Bloom'un eserinde (bu eserin bir derleme olduğunu söylemeyi unuttum, bütün yazılar Bloom’a ait değil) Martin Esslin, ‘Absürd Tiyatro’yu anlatırken, seyirci ile sahne arasına giren ve özdeşleşmeyi imkânsız kılan “yabancılaşma etkisinden” bahsediyor. İnsanlığın Bir Dünü'nün anlatıcısı olan bu “uzaylı” da, tam olarak bu tarz bir bir yabancılaşma aracı olarak karşımıza çıkmakta. Onun metodik, ciddi ve neredeyse tarafsız bakış açısı, bizim artık usandığımız adetlerimizi, en sıradan geleneklerimizi birer ‘grotesk karikatüre’ dönüştürüyor.

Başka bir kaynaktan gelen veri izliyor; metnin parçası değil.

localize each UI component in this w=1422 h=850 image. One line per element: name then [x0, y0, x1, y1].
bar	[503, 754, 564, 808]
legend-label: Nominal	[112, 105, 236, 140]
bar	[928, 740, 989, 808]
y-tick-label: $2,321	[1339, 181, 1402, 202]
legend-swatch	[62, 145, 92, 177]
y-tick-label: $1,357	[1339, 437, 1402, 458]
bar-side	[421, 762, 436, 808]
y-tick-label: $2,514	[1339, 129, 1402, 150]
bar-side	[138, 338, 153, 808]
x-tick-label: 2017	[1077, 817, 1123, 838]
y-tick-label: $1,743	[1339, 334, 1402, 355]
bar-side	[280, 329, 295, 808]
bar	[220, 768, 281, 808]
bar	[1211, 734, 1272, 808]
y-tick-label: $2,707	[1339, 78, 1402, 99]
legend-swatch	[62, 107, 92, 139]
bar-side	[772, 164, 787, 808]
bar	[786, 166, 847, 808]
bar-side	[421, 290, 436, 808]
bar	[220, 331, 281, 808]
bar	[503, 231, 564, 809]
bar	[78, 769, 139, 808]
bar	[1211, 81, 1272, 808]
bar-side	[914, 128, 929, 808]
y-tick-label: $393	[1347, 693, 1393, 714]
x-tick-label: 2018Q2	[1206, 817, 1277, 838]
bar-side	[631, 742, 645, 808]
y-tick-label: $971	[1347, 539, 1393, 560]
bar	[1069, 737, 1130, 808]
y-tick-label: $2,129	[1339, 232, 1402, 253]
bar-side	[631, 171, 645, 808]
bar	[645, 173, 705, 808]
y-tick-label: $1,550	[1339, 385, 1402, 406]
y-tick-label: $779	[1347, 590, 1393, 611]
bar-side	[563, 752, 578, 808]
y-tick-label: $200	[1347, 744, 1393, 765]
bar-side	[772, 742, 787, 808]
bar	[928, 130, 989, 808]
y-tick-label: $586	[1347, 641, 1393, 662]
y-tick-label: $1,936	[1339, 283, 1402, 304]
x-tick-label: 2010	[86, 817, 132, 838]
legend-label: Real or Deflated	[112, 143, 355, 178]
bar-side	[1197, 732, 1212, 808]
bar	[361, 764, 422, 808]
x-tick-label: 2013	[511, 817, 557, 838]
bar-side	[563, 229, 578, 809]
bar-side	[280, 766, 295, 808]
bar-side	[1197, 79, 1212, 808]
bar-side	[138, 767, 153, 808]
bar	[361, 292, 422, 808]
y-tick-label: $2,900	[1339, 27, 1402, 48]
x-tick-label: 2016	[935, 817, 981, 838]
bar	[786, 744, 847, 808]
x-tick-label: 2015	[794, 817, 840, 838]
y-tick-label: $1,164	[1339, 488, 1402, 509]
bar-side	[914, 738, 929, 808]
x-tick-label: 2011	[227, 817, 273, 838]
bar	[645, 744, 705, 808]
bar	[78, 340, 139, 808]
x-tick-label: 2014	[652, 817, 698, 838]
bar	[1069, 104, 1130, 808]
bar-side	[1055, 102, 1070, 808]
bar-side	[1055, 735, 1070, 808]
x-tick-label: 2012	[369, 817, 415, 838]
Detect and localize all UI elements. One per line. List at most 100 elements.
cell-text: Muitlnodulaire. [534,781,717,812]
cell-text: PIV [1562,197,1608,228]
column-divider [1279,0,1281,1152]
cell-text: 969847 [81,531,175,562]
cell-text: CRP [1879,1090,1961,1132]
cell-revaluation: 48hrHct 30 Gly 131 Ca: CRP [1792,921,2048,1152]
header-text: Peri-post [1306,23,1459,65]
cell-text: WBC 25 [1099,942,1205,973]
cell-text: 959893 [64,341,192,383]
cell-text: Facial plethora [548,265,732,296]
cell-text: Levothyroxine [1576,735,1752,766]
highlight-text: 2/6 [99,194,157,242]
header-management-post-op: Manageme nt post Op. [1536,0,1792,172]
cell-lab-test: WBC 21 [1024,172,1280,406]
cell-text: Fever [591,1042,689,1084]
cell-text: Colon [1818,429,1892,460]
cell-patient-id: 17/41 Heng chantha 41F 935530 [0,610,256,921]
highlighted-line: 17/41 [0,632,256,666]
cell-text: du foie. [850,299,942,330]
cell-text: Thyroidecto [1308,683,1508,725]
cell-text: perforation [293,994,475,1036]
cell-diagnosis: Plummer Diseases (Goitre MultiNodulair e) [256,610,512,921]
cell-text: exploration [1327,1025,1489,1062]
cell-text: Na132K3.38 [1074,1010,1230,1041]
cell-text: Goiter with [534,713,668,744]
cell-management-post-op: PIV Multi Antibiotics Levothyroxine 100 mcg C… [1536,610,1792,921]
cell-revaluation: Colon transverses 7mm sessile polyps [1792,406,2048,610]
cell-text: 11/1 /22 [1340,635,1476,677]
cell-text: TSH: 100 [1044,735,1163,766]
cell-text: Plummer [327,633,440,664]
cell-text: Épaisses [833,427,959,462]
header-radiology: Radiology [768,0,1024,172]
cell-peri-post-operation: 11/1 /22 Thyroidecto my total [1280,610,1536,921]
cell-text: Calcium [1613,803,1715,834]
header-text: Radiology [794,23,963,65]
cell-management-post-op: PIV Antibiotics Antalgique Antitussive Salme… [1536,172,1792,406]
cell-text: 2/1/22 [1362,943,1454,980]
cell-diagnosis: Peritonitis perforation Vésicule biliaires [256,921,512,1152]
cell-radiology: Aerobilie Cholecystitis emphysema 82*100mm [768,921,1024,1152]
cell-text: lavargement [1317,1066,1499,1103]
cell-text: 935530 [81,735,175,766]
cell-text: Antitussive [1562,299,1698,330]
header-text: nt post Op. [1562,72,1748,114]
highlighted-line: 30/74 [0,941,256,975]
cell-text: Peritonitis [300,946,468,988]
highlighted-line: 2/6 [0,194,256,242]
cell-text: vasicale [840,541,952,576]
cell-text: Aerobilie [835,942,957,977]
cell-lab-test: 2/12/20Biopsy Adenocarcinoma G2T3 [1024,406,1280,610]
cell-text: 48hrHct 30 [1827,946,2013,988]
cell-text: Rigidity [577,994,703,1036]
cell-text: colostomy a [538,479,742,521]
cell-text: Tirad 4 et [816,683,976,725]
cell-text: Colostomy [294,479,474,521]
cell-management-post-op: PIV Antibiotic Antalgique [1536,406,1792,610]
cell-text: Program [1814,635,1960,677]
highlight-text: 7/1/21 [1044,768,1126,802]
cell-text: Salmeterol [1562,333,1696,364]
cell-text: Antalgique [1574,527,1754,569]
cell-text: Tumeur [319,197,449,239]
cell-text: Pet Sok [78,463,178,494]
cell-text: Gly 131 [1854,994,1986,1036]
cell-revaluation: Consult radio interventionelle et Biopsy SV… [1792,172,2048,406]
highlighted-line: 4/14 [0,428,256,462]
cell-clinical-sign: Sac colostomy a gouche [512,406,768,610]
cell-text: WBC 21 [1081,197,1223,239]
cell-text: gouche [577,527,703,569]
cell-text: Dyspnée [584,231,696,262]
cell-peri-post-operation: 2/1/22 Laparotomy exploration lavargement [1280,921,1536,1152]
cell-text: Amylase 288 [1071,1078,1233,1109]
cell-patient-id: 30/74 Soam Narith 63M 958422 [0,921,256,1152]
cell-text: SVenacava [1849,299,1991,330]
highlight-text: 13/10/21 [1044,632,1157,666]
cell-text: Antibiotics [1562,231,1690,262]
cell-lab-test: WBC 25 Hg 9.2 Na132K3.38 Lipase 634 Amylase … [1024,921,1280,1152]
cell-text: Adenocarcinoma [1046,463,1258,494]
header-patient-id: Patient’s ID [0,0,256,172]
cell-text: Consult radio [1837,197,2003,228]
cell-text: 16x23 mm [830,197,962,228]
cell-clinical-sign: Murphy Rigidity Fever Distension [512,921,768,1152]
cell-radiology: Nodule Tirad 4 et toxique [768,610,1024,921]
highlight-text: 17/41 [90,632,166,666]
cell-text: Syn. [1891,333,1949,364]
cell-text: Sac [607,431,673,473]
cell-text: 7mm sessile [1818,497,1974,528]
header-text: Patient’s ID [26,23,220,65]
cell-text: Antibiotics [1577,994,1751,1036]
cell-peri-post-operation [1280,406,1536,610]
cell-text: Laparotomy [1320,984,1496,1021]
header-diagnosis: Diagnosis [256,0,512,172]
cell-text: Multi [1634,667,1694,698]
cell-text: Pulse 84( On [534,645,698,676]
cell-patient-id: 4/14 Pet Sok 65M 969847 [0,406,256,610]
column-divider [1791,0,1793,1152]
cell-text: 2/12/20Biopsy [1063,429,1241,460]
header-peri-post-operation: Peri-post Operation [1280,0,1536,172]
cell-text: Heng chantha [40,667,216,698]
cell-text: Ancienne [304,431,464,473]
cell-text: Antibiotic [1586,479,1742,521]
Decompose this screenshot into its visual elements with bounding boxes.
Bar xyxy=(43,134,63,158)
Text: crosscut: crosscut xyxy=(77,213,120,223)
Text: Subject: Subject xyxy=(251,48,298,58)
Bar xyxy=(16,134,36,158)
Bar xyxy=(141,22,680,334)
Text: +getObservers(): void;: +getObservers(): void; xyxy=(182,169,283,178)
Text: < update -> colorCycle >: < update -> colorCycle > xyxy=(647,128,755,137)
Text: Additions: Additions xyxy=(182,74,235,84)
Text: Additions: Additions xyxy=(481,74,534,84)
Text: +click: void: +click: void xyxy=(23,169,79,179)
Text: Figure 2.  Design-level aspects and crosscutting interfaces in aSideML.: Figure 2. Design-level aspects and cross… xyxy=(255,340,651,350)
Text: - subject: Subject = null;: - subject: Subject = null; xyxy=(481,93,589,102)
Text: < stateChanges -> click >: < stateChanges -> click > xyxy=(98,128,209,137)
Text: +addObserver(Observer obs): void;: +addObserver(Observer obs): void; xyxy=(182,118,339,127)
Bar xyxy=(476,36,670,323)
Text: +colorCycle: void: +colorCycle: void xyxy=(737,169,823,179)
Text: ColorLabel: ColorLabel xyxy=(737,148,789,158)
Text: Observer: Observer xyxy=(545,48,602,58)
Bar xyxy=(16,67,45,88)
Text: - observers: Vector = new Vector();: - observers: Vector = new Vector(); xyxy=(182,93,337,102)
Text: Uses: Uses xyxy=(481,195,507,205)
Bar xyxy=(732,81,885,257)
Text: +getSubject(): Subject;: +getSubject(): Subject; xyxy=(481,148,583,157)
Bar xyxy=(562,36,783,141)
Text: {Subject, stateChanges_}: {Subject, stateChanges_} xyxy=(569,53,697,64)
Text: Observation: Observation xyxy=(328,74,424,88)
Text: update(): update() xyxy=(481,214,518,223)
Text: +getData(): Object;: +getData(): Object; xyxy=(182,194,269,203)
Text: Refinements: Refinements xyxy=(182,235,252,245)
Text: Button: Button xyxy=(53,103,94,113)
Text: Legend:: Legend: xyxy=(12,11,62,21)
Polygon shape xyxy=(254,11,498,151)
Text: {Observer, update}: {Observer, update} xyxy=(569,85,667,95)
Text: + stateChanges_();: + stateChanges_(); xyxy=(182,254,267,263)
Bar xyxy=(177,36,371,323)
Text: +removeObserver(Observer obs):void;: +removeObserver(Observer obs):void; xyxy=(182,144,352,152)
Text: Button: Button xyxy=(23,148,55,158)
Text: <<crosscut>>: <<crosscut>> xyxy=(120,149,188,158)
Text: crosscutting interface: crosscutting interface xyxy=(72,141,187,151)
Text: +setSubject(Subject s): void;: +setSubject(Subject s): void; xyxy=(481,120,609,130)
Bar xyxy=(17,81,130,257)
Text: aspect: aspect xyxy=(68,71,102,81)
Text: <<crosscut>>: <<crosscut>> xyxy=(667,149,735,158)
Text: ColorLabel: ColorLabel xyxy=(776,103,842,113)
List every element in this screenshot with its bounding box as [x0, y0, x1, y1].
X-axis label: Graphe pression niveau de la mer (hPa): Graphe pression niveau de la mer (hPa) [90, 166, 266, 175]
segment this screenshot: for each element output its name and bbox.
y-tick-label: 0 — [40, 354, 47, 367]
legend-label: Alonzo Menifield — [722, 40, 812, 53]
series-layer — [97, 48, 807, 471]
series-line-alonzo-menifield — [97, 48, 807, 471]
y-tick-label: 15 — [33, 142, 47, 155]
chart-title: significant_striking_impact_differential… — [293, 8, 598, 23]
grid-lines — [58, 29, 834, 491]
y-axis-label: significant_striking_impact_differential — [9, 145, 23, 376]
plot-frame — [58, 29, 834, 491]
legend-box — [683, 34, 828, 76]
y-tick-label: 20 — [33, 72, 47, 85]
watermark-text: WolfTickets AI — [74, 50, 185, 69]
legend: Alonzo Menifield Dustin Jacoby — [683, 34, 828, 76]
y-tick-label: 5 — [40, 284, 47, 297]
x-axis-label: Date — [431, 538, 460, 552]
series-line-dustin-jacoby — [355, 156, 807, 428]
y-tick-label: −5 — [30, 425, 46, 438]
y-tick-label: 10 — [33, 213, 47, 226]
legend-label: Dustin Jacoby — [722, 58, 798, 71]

Bir süre sonra bu karikatürün sanki tekerrür ediyor gibi çizilip durduğunu da söylemem gerek. Roman bu karikatürleştirme üzerine kurulu ve aslında yazar bulduğu bu fikrin yanına, fikri daha heybetli gösterecek ‘bir şey’ daha koyamıyor. O ‘bir şey’in ne olduğunu elbette burada dillendiremem, zira yazılmadığı için ben de bilemiyorum.

Uzaylı akademisyen, (Allah bizleri uzaylı olmayıp da uzaylıymış gibi davranan akademisyenlerden korusun, Amin!) bizim gerçekliğimizin ne kadar akıl dışı olduğunu sürekli yüzümüze vuruyor:

Düğünlerdeki halayı, ailelerin kaynaşmasını sağlayan kitlesel bir “cinsel ritüel” olarak tanımlıyor, toplumsal birliğin en temel formlarından birini ilkel bir ayine indirgiyor. (Bu ilişkilendirme -yanlış hatırlıyor olabilirim- Cem Yılmaz’a mı aitti?)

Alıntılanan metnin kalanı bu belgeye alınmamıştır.